Statistics 10 Textbook Example 4

Textbook Example 4

More On Confidence Intervals

Last time, we examined a population with the following parameters:
mean=4, standard deviation=2.472
And you can see very clearly that it's not normally distributed. The suggestion made in the last assignment was this: in real life, we generally don't know what the population looks like (that is, is it normal?), but frequently we are interested in finding the population mean (or average). We don't have enough money or time to ask everyone, so we sample. As a result, we must use a sample mean to tell us "something" about the population mean.
Suppose I had shown you the population above, but not given you the parameters and then asked "what is the population mean"?
One way to answer these questions is by reporting a 95% confidence interval. A 95% confidence interval is an interval generated by a random process that's right 95% of the time. Similarly, A 68% confidence interval is an interval generated by a random process that's right 68% of the time and a 99% confidence interval is an interval generated by a random process that's right 99% of the time. If we were to replicate our study many times, each time reporting a 95% confidence interval, then 95% of the intervals would contain the population mean difference. In practice, we perform our study only once. We have no way of knowing whether our particular interval is correct, but we behave as though it is.
In theory, we can construct intervals of any level of confidence from 0 to 100%. There is a tradeoff between the amount of confidence we have in an interval and its length. A 95% confidence interval for a population mean is constructed by taking the sample mean and adding and subtracting approximately 2, (1.96 to be exact) standard errors of the mean. A 68% CI adds and subtracts 1 SEMs (standard errors of the mean), while a 99% CI adds and subtracts about 3 (2.57 to be exact) SEMs.
The shorter (narrower) the confidence interval, the less likely it is to contain the population mean. The longer (wider) the interval, the more likely to contain the quantity being estimated. Ninety-five percent has been found to be a convenient level for conducting scientific research, so it is used almost universally. Intervals of lesser confidence would lead to too many bad intervals. Greater confidence would require larger samples to generate intervals of meaningful lengths.
So let's look at some examples:
Here is a graph of 100 different 95% confidence intervals constructed from 100 different samples of size 9. It's a small sample,yes, but let's see how well the theory works, even for small non-normal samples.
The ends of the lines are the high and low estimates for each sample mean (the mean is a red circle). The line running through the middle of the graph represents a mean of 4 (the parameter). If you want to see this animated, just click on the picture.

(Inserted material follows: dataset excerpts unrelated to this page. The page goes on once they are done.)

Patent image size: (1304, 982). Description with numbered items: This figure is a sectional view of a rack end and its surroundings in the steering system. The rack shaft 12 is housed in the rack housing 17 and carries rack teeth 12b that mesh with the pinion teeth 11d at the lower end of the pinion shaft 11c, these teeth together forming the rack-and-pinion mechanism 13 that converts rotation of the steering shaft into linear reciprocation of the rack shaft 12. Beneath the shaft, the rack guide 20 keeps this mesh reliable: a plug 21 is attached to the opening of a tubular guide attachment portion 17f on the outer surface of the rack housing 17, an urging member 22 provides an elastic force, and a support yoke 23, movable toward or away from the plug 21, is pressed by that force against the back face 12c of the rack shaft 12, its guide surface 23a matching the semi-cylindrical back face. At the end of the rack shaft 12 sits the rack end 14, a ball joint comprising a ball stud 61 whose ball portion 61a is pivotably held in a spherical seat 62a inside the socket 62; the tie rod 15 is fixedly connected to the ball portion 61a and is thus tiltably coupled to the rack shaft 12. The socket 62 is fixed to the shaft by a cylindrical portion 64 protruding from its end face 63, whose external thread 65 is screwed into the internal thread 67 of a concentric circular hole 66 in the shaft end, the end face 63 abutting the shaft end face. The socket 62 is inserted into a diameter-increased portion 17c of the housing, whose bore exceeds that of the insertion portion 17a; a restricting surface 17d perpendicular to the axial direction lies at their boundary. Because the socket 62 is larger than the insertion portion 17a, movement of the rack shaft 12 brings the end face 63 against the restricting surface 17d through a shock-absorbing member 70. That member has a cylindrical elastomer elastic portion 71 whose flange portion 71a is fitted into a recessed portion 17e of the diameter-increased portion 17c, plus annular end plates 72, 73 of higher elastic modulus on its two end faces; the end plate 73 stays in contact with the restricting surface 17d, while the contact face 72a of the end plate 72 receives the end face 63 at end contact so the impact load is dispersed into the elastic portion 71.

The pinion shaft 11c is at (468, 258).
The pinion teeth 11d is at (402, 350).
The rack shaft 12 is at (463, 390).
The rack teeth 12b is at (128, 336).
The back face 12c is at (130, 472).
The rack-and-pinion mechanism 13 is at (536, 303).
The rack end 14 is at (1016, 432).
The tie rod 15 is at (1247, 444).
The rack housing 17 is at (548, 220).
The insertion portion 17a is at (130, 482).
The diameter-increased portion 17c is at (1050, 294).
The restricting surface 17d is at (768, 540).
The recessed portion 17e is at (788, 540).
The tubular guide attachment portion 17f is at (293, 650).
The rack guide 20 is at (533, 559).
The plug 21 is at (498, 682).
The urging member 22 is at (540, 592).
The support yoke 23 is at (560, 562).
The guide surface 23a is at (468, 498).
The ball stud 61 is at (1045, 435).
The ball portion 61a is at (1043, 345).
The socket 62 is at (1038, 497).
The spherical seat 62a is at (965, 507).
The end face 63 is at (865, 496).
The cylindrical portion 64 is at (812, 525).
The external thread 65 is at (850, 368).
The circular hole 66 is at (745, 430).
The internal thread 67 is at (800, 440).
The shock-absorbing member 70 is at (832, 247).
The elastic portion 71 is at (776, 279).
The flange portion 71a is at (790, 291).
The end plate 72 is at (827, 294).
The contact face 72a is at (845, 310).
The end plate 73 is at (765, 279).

Question 1: How many confidence intervals failed to "touch" the parameter?
Question 2: How many confidence intervals did you EXPECT to fail?
Question 3: Can you identify 2 reasons why you might get a number from question 1 that is different from question 2?
Here is a graph of 100 99% confidence intervals constructed from the same 100 samples of size 9 as used in the previous example. Click on it to animate it. Question 4: As we move from 95% to 99% confidence, what happens to the intervals? Specifically -- what happened to the endpoints and how many touched or failed to touch the parameter?
Here is a graph of 100 68% confidence intervals constructed from the same 100 samples of size 9 as used in the previous example. Click on it to animate it. Question 5: As we move from 95% to 68% confidence, can you tell me what is happening here and why a researcher or a journalist would want to avoid 68% confidence?
Let's example the effect of sample size on confidence below are graphs of 100 68%, 95% and 99% confidence intervals for samples of size 36. So they are still "small" (but over size 30) and 4 times larger than the samples of size 9 used earlier. Question 6: Compare these to each other and then to the corresponding level of confidence for the samples of size 9. Then answer the last question (a general answer will do): (a) for a given level of confidence, what happens to the width of the interval as the sample size increases? (b) for a given level of confidence, what happens to the number of intervals that "touch" the parameter as the sample size increases? (c) can you give a reason for part (b)? What do you think is happening here?
THIS IS DUE FEB 26th AS PART OF HOMEWORK 5